Buckman’s body of work, Every Curve, explores the contradictory and complimentary influences of Feminism and Hip-Hop in her upbringing.
The installation of hanging vintage lingerie reveals the artist’s fascination with femininity throughout time. The antique undergarments — relics from our past and windows into cultural ideas of female objectification — are reworked using musical text from a very specific time and place. Buckman hand-embroiders the lingerie with lyrics that refer to women from the iconic rappers Tupac Shakur and Notorious B.I.G. The text spans from the violent and misogynistic to the wholly sympathetic and pro-choice. This juxtaposition is witty in its provocation and empowered awareness while comparing the Janus-faced relationship between feminism and Hip-Hop both in the 90’s and today.
Buckman grew up in a feminist and activist household in East London.

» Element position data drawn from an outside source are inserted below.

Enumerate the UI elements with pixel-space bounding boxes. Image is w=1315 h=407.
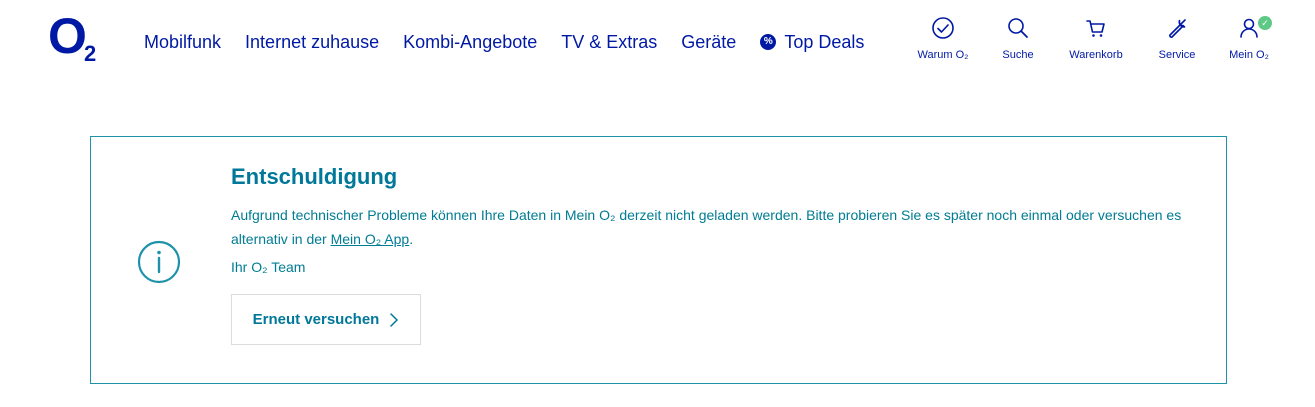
cart-button[interactable]: Warenkorb: [1061, 16, 1131, 72]
alert-signature: Ihr O₂ Team: [231, 259, 306, 275]
error-alert: Entschuldigung Aufgrund technischer Prob…: [90, 136, 1227, 384]
alert-title: Entschuldigung: [231, 164, 398, 189]
cart-label: Warenkorb: [1069, 49, 1123, 61]
chevron-right-icon: [390, 312, 399, 327]
service-button[interactable]: Service: [1142, 16, 1212, 72]
percent-icon: %: [760, 34, 777, 50]
mein-o2-button[interactable]: ✓ Mein O₂: [1214, 16, 1284, 72]
warum-o2-button[interactable]: Warum O₂: [908, 16, 978, 72]
search-button[interactable]: Suche: [983, 16, 1053, 72]
nav-item-internet-zuhause[interactable]: Internet zuhause: [245, 30, 379, 54]
logged-in-check-icon: ✓: [1258, 16, 1272, 30]
nav-item-kombi-angebote[interactable]: Kombi-Angebote: [403, 30, 537, 54]
service-label: Service: [1158, 49, 1196, 61]
site-header: O 2 Mobilfunk Internet zuhause Kombi-Ang…: [0, 0, 1315, 90]
main-nav: Mobilfunk Internet zuhause Kombi-Angebot…: [144, 30, 864, 54]
warum-o2-label: Warum O₂: [917, 49, 969, 61]
search-label: Suche: [1002, 49, 1034, 61]
wrench-icon: [1169, 19, 1186, 38]
check-circle-icon: [932, 17, 954, 39]
search-icon: [1008, 18, 1028, 38]
cart-icon: [1086, 20, 1105, 37]
nav-item-mobilfunk[interactable]: Mobilfunk: [144, 30, 221, 54]
user-icon: [1240, 18, 1258, 38]
mein-o2-app-link[interactable]: Mein O₂ App: [331, 231, 410, 247]
alert-message-end: .: [409, 231, 414, 247]
retry-button[interactable]: Erneut versuchen: [231, 294, 421, 345]
alert-content: Entschuldigung Aufgrund technischer Prob…: [231, 163, 1191, 345]
nav-item-top-deals-label: Top Deals: [784, 32, 865, 52]
nav-item-geraete[interactable]: Geräte: [681, 30, 736, 54]
logo-subscript: 2: [84, 41, 97, 66]
o2-logo[interactable]: O 2: [48, 8, 108, 66]
retry-button-label: Erneut versuchen: [252, 311, 380, 328]
mein-o2-label: Mein O₂: [1229, 49, 1269, 61]
alert-message: Aufgrund technischer Probleme können Ihr…: [231, 203, 1191, 251]
logo-letter: O: [48, 8, 87, 64]
nav-item-top-deals[interactable]: % Top Deals: [760, 30, 864, 54]
nav-item-tv-extras[interactable]: TV & Extras: [561, 30, 657, 54]
info-icon: [137, 240, 181, 284]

Hip-Hop and its culture was very much the predominant influence on the youth there, and Buckman listened to the music of Tupac and Biggie so much that their words permeated her consciousness and formed part of her every day inner dialogue.
As she grew older and more of aware the everyday sexism around her, she found herself further engaged with her feminist lineage. This produced an internal disconnect between her feminist side and some of the messaging in the music she favored. Simultaneously, she registered that there was positive and uplifting feminist content in a lot of the songs, especially in Tupac’s music. For the Every Curve installation, Buckman keeps the installation personal by limiting the text to that of Biggie and Tupac, as they were the ones that most captured her attention in her youth.

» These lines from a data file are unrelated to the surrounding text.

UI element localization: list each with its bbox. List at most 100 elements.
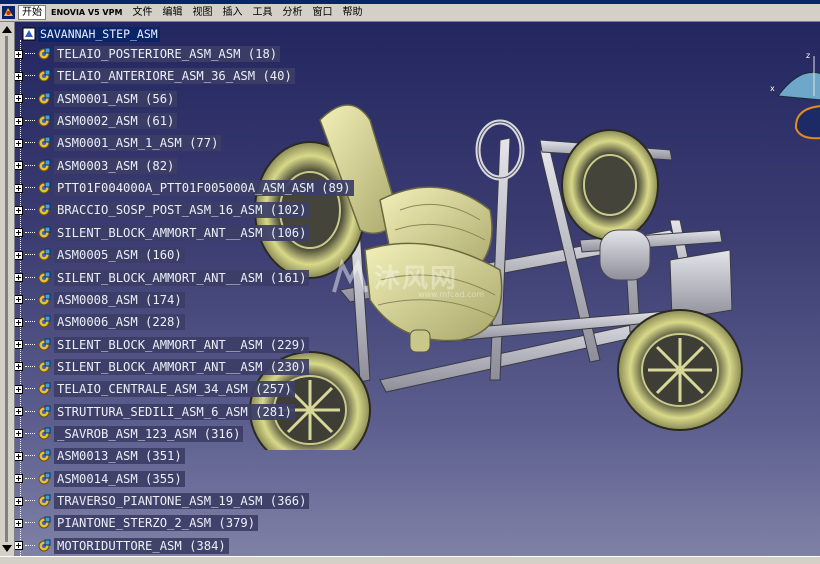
tree-item[interactable]: TELAIO_ANTERIORE_ASM_36_ASM (40) bbox=[14, 67, 295, 85]
tree-item[interactable]: ASM0006_ASM (228) bbox=[14, 313, 185, 331]
menu-edit[interactable]: 编辑 bbox=[157, 5, 187, 20]
tree-item-label: ASM0008_ASM (174) bbox=[54, 291, 185, 308]
menu-insert[interactable]: 插入 bbox=[217, 5, 247, 20]
tree-item[interactable]: SILENT_BLOCK_AMMORT_ANT__ASM (230) bbox=[14, 358, 310, 376]
expand-icon[interactable] bbox=[14, 71, 23, 81]
compass-x-label: x bbox=[770, 84, 775, 93]
expand-icon[interactable] bbox=[14, 250, 23, 260]
tree-item[interactable]: TELAIO_POSTERIORE_ASM_ASM (18) bbox=[14, 45, 281, 63]
tree-connector bbox=[25, 455, 35, 457]
status-bar bbox=[0, 556, 820, 564]
menu-file[interactable]: 文件 bbox=[127, 5, 157, 20]
tree-root[interactable]: SAVANNAH_STEP_ASM bbox=[22, 26, 160, 42]
menu-view[interactable]: 视图 bbox=[187, 5, 217, 20]
tree-item-label: BRACCIO_SOSP_POST_ASM_16_ASM (102) bbox=[54, 202, 310, 219]
expand-icon[interactable] bbox=[14, 384, 23, 394]
tree-item[interactable]: ASM0005_ASM (160) bbox=[14, 246, 185, 264]
tree-item-label: _SAVROB_ASM_123_ASM (316) bbox=[54, 425, 244, 442]
tree-item[interactable]: SILENT_BLOCK_AMMORT_ANT__ASM (229) bbox=[14, 336, 310, 354]
tree-item[interactable]: _SAVROB_ASM_123_ASM (316) bbox=[14, 425, 244, 443]
expand-icon[interactable] bbox=[14, 273, 23, 282]
tree-item-label: ASM0001_ASM (56) bbox=[54, 90, 178, 107]
assembly-icon bbox=[38, 293, 51, 306]
expand-icon[interactable] bbox=[14, 451, 23, 461]
tree-connector bbox=[25, 410, 35, 413]
expand-icon[interactable] bbox=[14, 228, 23, 238]
assembly-icon bbox=[38, 181, 51, 194]
tree-item[interactable]: BRACCIO_SOSP_POST_ASM_16_ASM (102) bbox=[14, 201, 310, 219]
expand-icon[interactable] bbox=[14, 317, 23, 327]
expand-icon[interactable] bbox=[14, 429, 23, 439]
tree-item[interactable]: ASM0013_ASM (351) bbox=[14, 447, 185, 465]
tree-item-label: ASM0003_ASM (82) bbox=[54, 157, 178, 174]
scroll-up-icon[interactable] bbox=[2, 26, 12, 33]
expand-icon[interactable] bbox=[14, 49, 23, 59]
tree-connector bbox=[25, 75, 35, 77]
scroll-down-icon[interactable] bbox=[2, 545, 12, 552]
expand-icon[interactable] bbox=[14, 362, 23, 372]
tree-item[interactable]: ASM0001_ASM_1_ASM (77) bbox=[14, 134, 222, 152]
tree-connector bbox=[25, 142, 35, 144]
tree-item[interactable]: STRUTTURA_SEDILI_ASM_6_ASM (281) bbox=[14, 403, 295, 421]
assembly-icon bbox=[38, 382, 51, 395]
tree-item-label: ASM0006_ASM (228) bbox=[54, 314, 185, 331]
expand-icon[interactable] bbox=[14, 183, 23, 193]
tree-connector bbox=[25, 209, 35, 211]
expand-icon[interactable] bbox=[14, 205, 23, 215]
catia-logo-icon[interactable] bbox=[2, 6, 15, 19]
assembly-icon bbox=[38, 69, 51, 82]
tree-connector bbox=[25, 97, 35, 100]
expand-icon[interactable] bbox=[14, 161, 23, 171]
tree-item-label: PIANTONE_STERZO_2_ASM (379) bbox=[54, 515, 259, 532]
tree-item[interactable]: SILENT_BLOCK_AMMORT_ANT__ASM (106) bbox=[14, 224, 310, 242]
tree-connector bbox=[25, 187, 35, 189]
menu-help[interactable]: 帮助 bbox=[337, 5, 367, 20]
compass-icon[interactable]: z x bbox=[770, 48, 820, 148]
tree-connector bbox=[25, 388, 35, 390]
tree-item[interactable]: TRAVERSO_PIANTONE_ASM_19_ASM (366) bbox=[14, 492, 310, 510]
assembly-icon bbox=[38, 427, 51, 440]
menu-start[interactable]: 开始 bbox=[18, 5, 46, 20]
tree-item-label: STRUTTURA_SEDILI_ASM_6_ASM (281) bbox=[54, 403, 295, 420]
tree-item-label: TELAIO_POSTERIORE_ASM_ASM (18) bbox=[54, 46, 281, 62]
tree-item[interactable]: PTT01F004000A_PTT01F005000A_ASM_ASM (89) bbox=[14, 179, 354, 197]
assembly-icon bbox=[38, 47, 51, 60]
menu-enovia[interactable]: ENOVIA V5 VPM bbox=[46, 5, 127, 20]
expand-icon[interactable] bbox=[14, 496, 23, 506]
scroll-track[interactable] bbox=[5, 36, 8, 542]
assembly-icon bbox=[38, 159, 51, 172]
assembly-icon bbox=[38, 226, 51, 239]
expand-icon[interactable] bbox=[14, 138, 23, 148]
tree-item-label: ASM0005_ASM (160) bbox=[54, 247, 185, 264]
tree-item[interactable]: ASM0003_ASM (82) bbox=[14, 157, 178, 175]
expand-icon[interactable] bbox=[14, 407, 23, 417]
tree-item-label: SILENT_BLOCK_AMMORT_ANT__ASM (229) bbox=[54, 336, 310, 353]
tree-item-label: SILENT_BLOCK_AMMORT_ANT__ASM (161) bbox=[54, 269, 310, 286]
tree-item[interactable]: ASM0008_ASM (174) bbox=[14, 291, 185, 309]
menu-analysis[interactable]: 分析 bbox=[277, 5, 307, 20]
compass-z-label: z bbox=[806, 51, 810, 60]
tree-item-label: PTT01F004000A_PTT01F005000A_ASM_ASM (89) bbox=[54, 180, 354, 197]
expand-icon[interactable] bbox=[14, 340, 23, 350]
tree-connector bbox=[25, 544, 35, 547]
expand-icon[interactable] bbox=[14, 541, 23, 551]
tree-connector bbox=[25, 120, 35, 122]
tree-connector bbox=[25, 500, 35, 502]
tree-item[interactable]: ASM0014_ASM (355) bbox=[14, 470, 185, 488]
expand-icon[interactable] bbox=[14, 295, 23, 305]
tree-item[interactable]: TELAIO_CENTRALE_ASM_34_ASM (257) bbox=[14, 380, 295, 398]
expand-icon[interactable] bbox=[14, 94, 23, 104]
tree-item[interactable]: ASM0001_ASM (56) bbox=[14, 90, 178, 108]
tree-item[interactable]: SILENT_BLOCK_AMMORT_ANT__ASM (161) bbox=[14, 269, 310, 287]
tree-item[interactable]: ASM0002_ASM (61) bbox=[14, 112, 178, 130]
expand-icon[interactable] bbox=[14, 474, 23, 484]
menu-tools[interactable]: 工具 bbox=[247, 5, 277, 20]
tree-item[interactable]: PIANTONE_STERZO_2_ASM (379) bbox=[14, 514, 259, 532]
expand-icon[interactable] bbox=[14, 116, 23, 126]
assembly-icon bbox=[38, 338, 51, 351]
tree-scrollbar[interactable] bbox=[0, 22, 15, 556]
expand-icon[interactable] bbox=[14, 518, 23, 528]
tree-item[interactable]: MOTORIDUTTORE_ASM (384) bbox=[14, 537, 229, 555]
tree-item-label: ASM0014_ASM (355) bbox=[54, 470, 185, 487]
menu-window[interactable]: 窗口 bbox=[307, 5, 337, 20]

Buckman is drawn to using hand embroidery because of its roots in the female experience and expression and it’s place within the lineage of feminist art. She also uses vintage lingerie to evoke the female form and ideas of objectification, whilst highlighting the history of women, female liberation, empowerment and sex. The lingerie garments themselves have all been worn close to the body and by, potentially, several different women, most of who have probably passed, like the rappers themselves. Therefore, the space in which the installation hangs has a strong sense of absence: the absence of these unidentified women, the two iconic men and their respecting legacies.
The garments tell us what ideas of objectification were like at the time of their creation. In order to highlight this notion, Buckman uses garments from varying decades — corsets from the turn of the century depict how the body was restricted and repressed, fluid and free slips and robes from the 20s and 30s brings to light a time when the female form was celebrated and ideas of feminism were being implanted in society, and lingerie from the 50s and 60s display the body once again squashed and morphed into a shape that was more appealing to men. This was a response to the freedom women had during the war while the men were away, and the fashion of the 50s was circulated via advertising as a way to get women back in the home, thinking about their appearance and essentially living in discomfort.

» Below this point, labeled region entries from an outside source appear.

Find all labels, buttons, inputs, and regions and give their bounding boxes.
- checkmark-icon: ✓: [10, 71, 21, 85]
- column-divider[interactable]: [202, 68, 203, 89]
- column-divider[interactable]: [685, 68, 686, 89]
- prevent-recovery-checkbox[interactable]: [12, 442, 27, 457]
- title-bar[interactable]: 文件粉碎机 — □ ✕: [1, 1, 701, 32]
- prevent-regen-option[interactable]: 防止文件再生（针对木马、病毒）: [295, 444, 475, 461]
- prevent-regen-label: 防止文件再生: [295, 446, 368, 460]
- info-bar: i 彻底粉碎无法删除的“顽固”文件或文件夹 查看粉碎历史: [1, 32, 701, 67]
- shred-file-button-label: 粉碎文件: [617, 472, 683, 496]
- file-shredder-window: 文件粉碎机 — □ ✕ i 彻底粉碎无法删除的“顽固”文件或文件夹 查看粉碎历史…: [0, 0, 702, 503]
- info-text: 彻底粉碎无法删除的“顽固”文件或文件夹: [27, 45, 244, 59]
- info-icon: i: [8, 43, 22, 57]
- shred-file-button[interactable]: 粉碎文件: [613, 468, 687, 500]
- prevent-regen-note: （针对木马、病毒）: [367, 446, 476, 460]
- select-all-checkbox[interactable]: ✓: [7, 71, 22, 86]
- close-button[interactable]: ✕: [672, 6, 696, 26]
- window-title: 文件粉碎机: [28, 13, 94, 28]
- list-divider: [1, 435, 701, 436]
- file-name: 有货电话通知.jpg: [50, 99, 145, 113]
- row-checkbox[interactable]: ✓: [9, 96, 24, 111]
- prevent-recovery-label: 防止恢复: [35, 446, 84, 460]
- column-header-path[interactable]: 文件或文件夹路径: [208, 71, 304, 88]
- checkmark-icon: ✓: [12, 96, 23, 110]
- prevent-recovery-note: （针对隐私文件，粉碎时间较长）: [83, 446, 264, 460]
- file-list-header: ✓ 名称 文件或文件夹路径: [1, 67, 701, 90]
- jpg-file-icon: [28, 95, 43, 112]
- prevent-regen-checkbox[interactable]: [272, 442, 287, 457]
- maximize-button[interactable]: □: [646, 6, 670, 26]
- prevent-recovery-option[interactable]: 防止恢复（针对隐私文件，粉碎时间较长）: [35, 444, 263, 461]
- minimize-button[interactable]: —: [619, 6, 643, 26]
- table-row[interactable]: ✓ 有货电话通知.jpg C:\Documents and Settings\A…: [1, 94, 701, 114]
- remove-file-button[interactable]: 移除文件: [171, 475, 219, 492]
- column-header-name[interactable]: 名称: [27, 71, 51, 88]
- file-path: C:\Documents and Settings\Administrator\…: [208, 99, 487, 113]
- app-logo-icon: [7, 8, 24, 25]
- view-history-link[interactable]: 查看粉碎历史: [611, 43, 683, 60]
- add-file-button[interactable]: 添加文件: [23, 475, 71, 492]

The work uses both the sexist and misogynistic language as well as the positive language of the different song lyrics. Buckman is not shunning the violent content, but rather exploring the dialogue between the two and finding a way to flip the negativity — to create something beautiful, and hopefully thought provoking, as a way of working through the struggle. Because, in a country where young black men are born to believe there is something intrinsically deviant about them, how can one shun the music for expressing the violence that they have been told they possess?